Selon elle, cette pratique de proposer aux malades de « rentrer chez eux » au bout de deux mois de séjour est courante dans cet hôpital turc. Non seulement, le médecin, auteur du « faux diagnostic » voulait la priver de la « thérapie ciblée américaine » pour lui imposer une « chimio » qui n’est pas appropriée pour son cas, mais il a pris sa décision de la renvoyer en Algérie « unilatéralement », sans se référer au colloque médical, ce qui constitue une « faute professionnelle grave ».
Or, une telle décision ne peut se faire sans l’aval de la CNAS. Elle affirme que dans cet hôpital turc, « il y a en effet de bons médecins qui y exercent mais il y a aussi de mauvais qui font des erreurs de diagnostic comme ce fût le cas pour moi. Et je ne suis pas un cas isolé (…)Comment expliquer que l’hôpital qui reçoit des malades ayant bénéficié d’une prise en charge de la CNAS soient invités, je dis bien “invités” à repartir chez eux un mois et demi après leur arrivée, donc à peine leurs soins entamés ?? », s’offusque-t-elle.
Revenue au pays, la journaliste, au courage admirable, a réintégré le CPMC d’Alger pour poursuivre les soins auprès de ses oncologues algériens « irréprochables ».
Elle a également présenté un rapport détaillé sur ses péripéties en Turquie et un rapport médical.
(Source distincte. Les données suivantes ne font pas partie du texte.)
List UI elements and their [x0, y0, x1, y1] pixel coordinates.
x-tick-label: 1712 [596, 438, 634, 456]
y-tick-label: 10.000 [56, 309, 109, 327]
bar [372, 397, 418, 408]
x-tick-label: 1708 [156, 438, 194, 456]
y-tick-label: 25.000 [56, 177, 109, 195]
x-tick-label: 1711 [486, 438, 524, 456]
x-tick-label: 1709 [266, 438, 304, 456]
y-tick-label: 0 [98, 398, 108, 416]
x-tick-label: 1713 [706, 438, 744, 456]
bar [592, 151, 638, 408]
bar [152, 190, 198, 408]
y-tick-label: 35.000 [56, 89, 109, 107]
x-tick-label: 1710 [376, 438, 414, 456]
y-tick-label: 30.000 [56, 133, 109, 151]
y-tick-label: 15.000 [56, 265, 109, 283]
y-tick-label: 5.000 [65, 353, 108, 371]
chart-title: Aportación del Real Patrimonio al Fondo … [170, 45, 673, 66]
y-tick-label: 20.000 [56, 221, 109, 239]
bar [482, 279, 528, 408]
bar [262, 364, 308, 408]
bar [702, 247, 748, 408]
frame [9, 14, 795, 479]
Mais la patiente ne semble pas être au bout de ses peines : il ne lui reste que quelques semaines pour épuiser ses doses de Trodelvy, achetées au prix fort par l’Algérie que l’hôpital turc a mis du temps pour lui donner.
Cancer du sein en Algérie : le courageux combat d’une femme
« J’en ai pour moins d’un mois et je dois donc repartir en urgence sans quoi mon cancer va se généraliser », prévient-elle, non sans s’interroger sur le maintien d’une convention avec un établissement turc qui aurait ouvert un bureau à Alger.
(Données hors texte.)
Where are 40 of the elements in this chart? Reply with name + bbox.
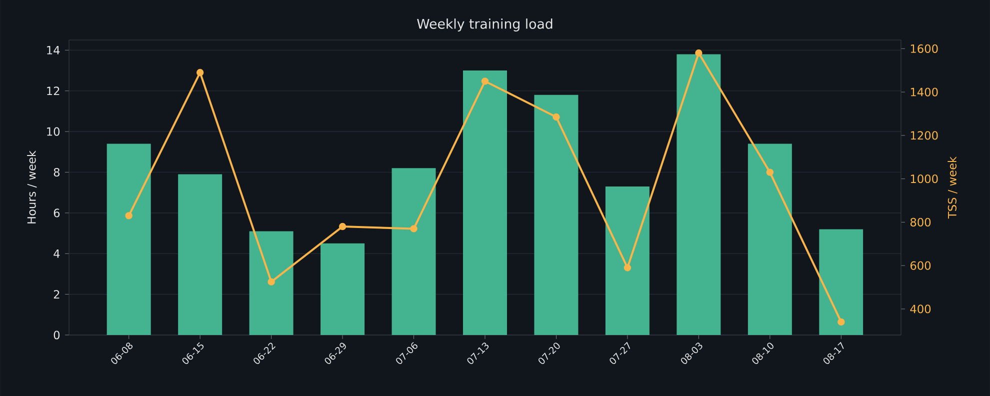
y2-tick-label: 1400 [910,88,938,96]
y-tick-label: 8 [54,168,60,177]
bar [534,94,578,335]
bar [320,243,365,335]
bar [463,70,507,335]
bar [106,144,151,335]
point [125,212,132,220]
y2-axis-title: TSS / week [948,156,958,219]
point [410,225,418,232]
point [766,168,774,176]
chart-title: Weekly training load [417,18,552,32]
point [268,278,275,286]
bar [249,231,294,335]
y2-tick-label: 1600 [910,44,938,53]
point [196,68,204,76]
y-tick-label: 10 [47,127,60,136]
bar [676,54,721,335]
y2-tick-label: 800 [910,218,931,226]
bar [819,229,864,335]
y-tick-label: 0 [54,330,60,340]
point [338,222,346,230]
y-tick-label: 6 [54,208,60,218]
point [624,264,632,272]
bar [392,168,436,335]
y2-tick-label: 600 [910,261,931,270]
point [481,78,489,85]
bar [605,186,650,335]
y-tick-label: 2 [54,290,60,299]
y2-tick-label: 1200 [910,131,938,140]
y-tick-label: 12 [47,86,60,96]
bar [748,144,792,335]
point [838,318,845,326]
y-axis-title: Hours / week [27,150,37,224]
y2-tick-label: 400 [910,304,931,314]
y2-tick-label: 1000 [910,174,938,184]
point [552,113,560,121]
point [695,49,702,57]
bar [178,174,222,335]
y-tick-label: 4 [54,249,60,258]
y-tick-label: 14 [47,46,60,54]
« S’il n’y a aucune obligation de résultat, pourquoi l’Algérie a-t-elle signé une convention avec cet hôpital ?? », interroge-t-elle.
Au CPMC d’Alger où elle salue le sacrifice et l’expertise du corps paramédical « toujours aux petits soins avec les malades », Neikhla Larbi souligne que «ceux qui travaillent, avec nous, les cancéreux sont saturés, dépassés et impuissants ! ».
« Il faut faire des visites inopinées ou carrément être directement concerné par le cancer (parce que nul n’est à l’abri et beaucoup pensent qu’ils sont intouchables) pour toucher du doigt la réalité », clame-t-elle.
Mais au-delà de ce constat ahurissant, cette mère de trois adolescents orphelins de père, s’interroge sur le suivi de la mise en œuvre des instructions présidentielles concernant la prise en charge de cette pathologie.
« Qui est chargé de contrôler sur le terrain si les instructions du Président de la République sont suivies d’effet ? », se demande-t-elle.
« Le Président de la République sait-il combien on est à se rendre régulièrement à l’hôpital pour recevoir notre traitement et à s’entendre dire que notre médicament ( de la chimio orale ou d’autres médicaments qui nous sont vitaux) sont en rupture de stock ? », s’interroge-t-elle encore.
Pour elle, il faut se rendre à la triste évidence de la réalité : beaucoup de patientes atteintes du cancer perdent la vie parce que prises dans les mailles d’une prise en charge labyrinthique où les moyens font défaut.
« Entre la théorie et la pratique, il y a des centaines d’entre nous qui meurent chaque jour parce que rien n’est fait pour nous guérir et que la dose de stress que nous recevons au quotidien accélère notre mise en terre », regrette-t-elle.